Jetzt erst recht. Nachdem die Bundeswehr aus Afghanistan abgezogen ist, verstärkt die Frauenrechtsorganisation Medica Mondiale ihre Arbeit vor Ort. „Das ist das Gegenteil von Abzug“, sagt die Vorsitzende Monika Hauser. Frauen bräuchten dringend Unterstützung. Auch von der Bundesregierung.

Die Bundeswehr ist aus Afghanistan abgezogen. Was heißt das für die Frauen im Land?

Monika Hauser: Ihre Sicherheitslage verschlechtert sich weiter. Schon seit geraumer Zeit nehmen Anschläge und gezielte Tötungen von Frauenrechtsaktivistinnen zu. Der überstürzte Abzug der westlichen Truppen verstärkt das Chaos im Land.

Die radikal-islamischen Taliban nehmen immer mehr ländliche Regionen ein. Wie ist die Lage in den Zentren?
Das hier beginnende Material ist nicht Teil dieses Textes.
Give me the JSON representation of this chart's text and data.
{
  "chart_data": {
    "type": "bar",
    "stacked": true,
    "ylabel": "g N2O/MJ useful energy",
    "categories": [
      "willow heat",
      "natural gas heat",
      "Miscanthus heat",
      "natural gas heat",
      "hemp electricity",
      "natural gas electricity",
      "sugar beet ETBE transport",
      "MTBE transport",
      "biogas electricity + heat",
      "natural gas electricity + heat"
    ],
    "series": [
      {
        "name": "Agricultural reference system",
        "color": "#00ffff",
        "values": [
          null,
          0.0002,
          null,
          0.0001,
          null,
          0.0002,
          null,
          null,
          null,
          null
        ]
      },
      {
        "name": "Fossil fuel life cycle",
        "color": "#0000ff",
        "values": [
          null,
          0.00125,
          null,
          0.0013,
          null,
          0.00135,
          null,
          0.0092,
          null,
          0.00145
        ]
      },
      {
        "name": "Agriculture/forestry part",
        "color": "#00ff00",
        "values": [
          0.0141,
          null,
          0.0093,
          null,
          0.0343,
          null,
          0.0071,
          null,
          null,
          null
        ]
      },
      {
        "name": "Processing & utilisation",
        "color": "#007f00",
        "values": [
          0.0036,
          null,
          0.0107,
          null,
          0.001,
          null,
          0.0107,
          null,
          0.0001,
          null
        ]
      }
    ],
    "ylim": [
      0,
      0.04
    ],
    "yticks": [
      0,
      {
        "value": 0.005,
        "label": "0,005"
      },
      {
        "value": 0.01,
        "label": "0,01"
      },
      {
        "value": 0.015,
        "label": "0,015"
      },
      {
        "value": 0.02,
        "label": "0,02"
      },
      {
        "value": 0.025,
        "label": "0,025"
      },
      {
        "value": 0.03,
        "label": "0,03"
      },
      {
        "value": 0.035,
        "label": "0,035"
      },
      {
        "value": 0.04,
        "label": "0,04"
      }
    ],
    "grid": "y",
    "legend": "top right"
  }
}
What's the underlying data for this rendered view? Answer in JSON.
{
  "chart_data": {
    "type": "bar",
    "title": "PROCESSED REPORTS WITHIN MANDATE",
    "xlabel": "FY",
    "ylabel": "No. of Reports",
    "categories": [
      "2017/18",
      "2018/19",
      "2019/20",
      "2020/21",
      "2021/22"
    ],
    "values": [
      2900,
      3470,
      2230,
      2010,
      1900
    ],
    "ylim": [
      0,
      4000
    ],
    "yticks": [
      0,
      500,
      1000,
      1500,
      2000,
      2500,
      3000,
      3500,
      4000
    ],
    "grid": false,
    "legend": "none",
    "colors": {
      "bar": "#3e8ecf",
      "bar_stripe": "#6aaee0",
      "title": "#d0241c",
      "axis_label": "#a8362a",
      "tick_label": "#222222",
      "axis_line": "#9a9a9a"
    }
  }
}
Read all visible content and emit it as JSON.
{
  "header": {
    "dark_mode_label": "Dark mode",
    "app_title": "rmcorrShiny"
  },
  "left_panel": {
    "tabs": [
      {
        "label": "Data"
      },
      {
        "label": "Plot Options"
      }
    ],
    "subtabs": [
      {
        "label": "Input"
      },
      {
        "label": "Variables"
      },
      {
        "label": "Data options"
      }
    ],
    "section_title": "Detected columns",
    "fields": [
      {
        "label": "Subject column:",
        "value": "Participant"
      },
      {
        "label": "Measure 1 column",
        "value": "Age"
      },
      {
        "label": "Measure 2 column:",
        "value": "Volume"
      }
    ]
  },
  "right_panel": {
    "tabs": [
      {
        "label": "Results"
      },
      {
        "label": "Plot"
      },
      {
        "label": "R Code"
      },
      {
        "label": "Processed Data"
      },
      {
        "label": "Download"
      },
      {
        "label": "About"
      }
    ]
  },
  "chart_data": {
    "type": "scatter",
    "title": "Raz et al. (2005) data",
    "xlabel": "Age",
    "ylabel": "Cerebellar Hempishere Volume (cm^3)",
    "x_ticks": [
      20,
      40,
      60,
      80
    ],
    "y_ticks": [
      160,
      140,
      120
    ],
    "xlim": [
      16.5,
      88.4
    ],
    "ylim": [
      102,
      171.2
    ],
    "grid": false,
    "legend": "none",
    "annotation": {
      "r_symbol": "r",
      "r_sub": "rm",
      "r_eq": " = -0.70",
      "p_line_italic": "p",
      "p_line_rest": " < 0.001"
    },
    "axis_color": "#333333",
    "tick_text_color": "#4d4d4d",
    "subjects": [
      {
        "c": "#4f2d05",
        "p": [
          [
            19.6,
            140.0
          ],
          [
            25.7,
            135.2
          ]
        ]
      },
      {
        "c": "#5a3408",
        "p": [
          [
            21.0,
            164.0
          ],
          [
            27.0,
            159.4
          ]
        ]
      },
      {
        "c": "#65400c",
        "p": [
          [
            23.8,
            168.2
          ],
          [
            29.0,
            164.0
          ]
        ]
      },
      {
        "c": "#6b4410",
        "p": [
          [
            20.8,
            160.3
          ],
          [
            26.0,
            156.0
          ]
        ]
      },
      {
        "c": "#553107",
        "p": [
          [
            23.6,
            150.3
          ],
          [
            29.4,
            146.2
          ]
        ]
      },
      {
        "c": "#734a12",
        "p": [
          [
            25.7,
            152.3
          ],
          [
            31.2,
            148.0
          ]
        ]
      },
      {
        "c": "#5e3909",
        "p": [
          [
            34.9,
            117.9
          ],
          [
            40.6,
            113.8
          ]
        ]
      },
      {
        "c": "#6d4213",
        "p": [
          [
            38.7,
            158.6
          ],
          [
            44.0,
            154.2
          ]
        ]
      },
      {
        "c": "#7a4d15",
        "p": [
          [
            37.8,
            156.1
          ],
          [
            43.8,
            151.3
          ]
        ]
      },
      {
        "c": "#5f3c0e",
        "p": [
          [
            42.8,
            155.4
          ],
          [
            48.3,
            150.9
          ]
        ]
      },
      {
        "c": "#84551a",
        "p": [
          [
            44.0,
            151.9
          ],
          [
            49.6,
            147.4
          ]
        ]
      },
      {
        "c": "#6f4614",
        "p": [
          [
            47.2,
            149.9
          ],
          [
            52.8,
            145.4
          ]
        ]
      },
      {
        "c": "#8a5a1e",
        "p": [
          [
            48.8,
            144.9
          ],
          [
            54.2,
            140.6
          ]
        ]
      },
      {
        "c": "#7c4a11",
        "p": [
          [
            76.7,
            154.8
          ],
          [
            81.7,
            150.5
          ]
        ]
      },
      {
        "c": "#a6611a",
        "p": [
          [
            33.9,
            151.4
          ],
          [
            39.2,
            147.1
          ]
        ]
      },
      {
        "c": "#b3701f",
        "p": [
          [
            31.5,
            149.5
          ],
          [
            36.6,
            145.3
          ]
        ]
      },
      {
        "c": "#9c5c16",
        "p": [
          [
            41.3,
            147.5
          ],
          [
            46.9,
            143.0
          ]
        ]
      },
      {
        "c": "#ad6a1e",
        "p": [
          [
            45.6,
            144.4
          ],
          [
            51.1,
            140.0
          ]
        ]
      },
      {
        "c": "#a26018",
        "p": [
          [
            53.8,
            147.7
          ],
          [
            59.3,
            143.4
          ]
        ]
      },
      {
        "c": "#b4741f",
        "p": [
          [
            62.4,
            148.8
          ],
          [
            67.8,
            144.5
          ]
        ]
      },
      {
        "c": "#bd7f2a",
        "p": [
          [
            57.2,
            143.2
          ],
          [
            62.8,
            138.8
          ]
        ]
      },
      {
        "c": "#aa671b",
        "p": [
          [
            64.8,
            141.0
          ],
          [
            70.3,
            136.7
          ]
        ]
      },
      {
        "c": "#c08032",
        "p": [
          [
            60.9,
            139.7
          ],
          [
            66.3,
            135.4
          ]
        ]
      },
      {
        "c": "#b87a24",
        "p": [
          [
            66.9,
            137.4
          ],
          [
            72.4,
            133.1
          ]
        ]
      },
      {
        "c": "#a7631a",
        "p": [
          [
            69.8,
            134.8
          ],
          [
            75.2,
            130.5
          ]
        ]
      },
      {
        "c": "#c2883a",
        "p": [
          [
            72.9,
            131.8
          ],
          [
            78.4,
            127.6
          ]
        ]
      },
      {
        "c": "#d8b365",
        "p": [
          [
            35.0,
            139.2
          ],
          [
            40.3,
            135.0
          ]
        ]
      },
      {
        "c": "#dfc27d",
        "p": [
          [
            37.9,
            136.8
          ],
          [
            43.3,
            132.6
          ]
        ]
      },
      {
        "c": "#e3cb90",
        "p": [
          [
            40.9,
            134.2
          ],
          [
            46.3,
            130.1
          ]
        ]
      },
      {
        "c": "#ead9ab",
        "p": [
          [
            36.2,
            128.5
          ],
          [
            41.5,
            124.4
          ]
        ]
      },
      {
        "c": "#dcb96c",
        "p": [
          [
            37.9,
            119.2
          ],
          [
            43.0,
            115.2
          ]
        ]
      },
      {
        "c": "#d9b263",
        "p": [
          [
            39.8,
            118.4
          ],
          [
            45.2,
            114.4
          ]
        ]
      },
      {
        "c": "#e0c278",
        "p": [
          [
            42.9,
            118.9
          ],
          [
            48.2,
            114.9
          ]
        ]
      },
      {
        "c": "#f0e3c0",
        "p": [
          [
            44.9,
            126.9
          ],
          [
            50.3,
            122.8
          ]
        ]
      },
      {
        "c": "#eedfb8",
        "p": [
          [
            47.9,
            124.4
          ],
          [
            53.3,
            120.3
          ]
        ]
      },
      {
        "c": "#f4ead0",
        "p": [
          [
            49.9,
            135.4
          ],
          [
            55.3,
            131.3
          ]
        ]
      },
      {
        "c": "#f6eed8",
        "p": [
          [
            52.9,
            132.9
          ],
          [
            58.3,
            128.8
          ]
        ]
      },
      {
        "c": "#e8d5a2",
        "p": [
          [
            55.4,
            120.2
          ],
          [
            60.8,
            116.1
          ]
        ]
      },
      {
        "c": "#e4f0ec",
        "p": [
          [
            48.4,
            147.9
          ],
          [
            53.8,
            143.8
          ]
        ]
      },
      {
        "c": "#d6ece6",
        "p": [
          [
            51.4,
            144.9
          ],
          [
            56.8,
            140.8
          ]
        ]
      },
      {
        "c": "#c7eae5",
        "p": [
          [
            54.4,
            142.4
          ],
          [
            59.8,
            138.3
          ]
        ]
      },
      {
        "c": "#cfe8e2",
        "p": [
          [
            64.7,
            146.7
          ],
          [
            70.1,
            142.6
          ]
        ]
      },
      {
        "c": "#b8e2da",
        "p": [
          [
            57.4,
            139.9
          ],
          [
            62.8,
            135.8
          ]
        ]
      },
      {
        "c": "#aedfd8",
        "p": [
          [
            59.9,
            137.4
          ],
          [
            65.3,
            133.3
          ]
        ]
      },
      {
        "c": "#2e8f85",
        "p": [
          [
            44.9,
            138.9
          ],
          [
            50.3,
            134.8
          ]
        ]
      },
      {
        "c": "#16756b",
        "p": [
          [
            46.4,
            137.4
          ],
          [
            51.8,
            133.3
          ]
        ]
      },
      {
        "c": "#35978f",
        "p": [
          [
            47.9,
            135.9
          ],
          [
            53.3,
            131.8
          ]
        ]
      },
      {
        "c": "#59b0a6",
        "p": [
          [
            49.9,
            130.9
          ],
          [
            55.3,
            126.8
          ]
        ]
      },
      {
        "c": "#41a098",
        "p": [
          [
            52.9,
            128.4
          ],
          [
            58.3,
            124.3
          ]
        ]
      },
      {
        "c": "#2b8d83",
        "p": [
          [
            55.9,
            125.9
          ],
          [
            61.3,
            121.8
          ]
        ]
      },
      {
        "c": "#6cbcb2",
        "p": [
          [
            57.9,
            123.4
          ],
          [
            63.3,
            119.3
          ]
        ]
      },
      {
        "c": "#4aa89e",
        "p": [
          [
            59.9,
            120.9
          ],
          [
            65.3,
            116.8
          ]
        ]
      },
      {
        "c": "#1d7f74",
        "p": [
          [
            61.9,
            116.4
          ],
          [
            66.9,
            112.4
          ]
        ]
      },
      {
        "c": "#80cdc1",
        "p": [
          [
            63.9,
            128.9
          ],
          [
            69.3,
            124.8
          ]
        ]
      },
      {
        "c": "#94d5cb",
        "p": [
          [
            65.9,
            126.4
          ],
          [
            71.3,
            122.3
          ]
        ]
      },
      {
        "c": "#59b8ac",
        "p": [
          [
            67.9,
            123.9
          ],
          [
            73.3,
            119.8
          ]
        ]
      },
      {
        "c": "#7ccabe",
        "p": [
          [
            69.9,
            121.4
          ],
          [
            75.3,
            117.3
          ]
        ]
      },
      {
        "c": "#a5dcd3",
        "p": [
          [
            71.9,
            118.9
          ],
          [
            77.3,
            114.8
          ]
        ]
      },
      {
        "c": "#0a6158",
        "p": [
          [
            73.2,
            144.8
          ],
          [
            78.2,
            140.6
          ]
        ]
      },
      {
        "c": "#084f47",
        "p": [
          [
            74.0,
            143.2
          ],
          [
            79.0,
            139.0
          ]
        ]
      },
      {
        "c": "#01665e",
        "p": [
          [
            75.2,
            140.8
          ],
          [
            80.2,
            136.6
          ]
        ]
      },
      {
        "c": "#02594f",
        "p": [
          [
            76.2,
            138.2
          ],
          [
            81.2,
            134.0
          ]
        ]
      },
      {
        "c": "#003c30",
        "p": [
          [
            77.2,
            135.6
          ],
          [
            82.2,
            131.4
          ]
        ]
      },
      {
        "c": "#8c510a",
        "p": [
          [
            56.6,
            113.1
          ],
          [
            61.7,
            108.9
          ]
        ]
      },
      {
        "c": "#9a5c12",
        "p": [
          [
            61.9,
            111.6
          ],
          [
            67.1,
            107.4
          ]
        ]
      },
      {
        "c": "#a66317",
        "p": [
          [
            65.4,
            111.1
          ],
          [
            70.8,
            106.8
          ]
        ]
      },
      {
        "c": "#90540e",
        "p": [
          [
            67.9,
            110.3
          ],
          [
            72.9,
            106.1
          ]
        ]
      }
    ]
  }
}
Im Norden sieht es defintiv bedrohlich aus, da die Taliban kurz vor Mazar und Herat stehen. Auch in Kabul ist die Sorge groß. Menschen, die 20 Jahre und älter sind, wissen, was eine Taliban-Herrschaft bedeutet. Viele wollen nicht aufgeben, was in den vergangenen Jahrzehnten erreicht worden ist: bei den Frauenrechten, der Medienvielfalt, den Freiheiten insgesamt. Die jetzige Jugend ist zwar nicht in einem echten Frieden aufgewachsen, doch sie hatte eine Chance auf Bildung und relative Sicherheit. Das wirkt sich aus auf die Zivilgesellschaft. Diese ist stärker geworden. Wir unterstützen das.

Wie?

Mit unserer Partnerorganisation Medica Afghanistan, einer der führenden Frauenrechtsorganisationen im Land. Sie tritt dafür ein, dass sich Frauen scheiden lassen können, kämpfte für ein Gesetz, das sexualisierte und andere Gewaltformen gegen Frauen unter Strafe stellt, hat Richter, Polizisten und Gefängnispersonal in Frauenrechten geschult und damit die Unterstützung von traumatisierten Frauen vorangebracht. Wenn Frauenrechte umgesetzt werden, ist die ganze Gesellschaft freier. Da sind Meilensteine erkämpft worden. Oft gegen den Widerstand von Regierungsverantwortlichen.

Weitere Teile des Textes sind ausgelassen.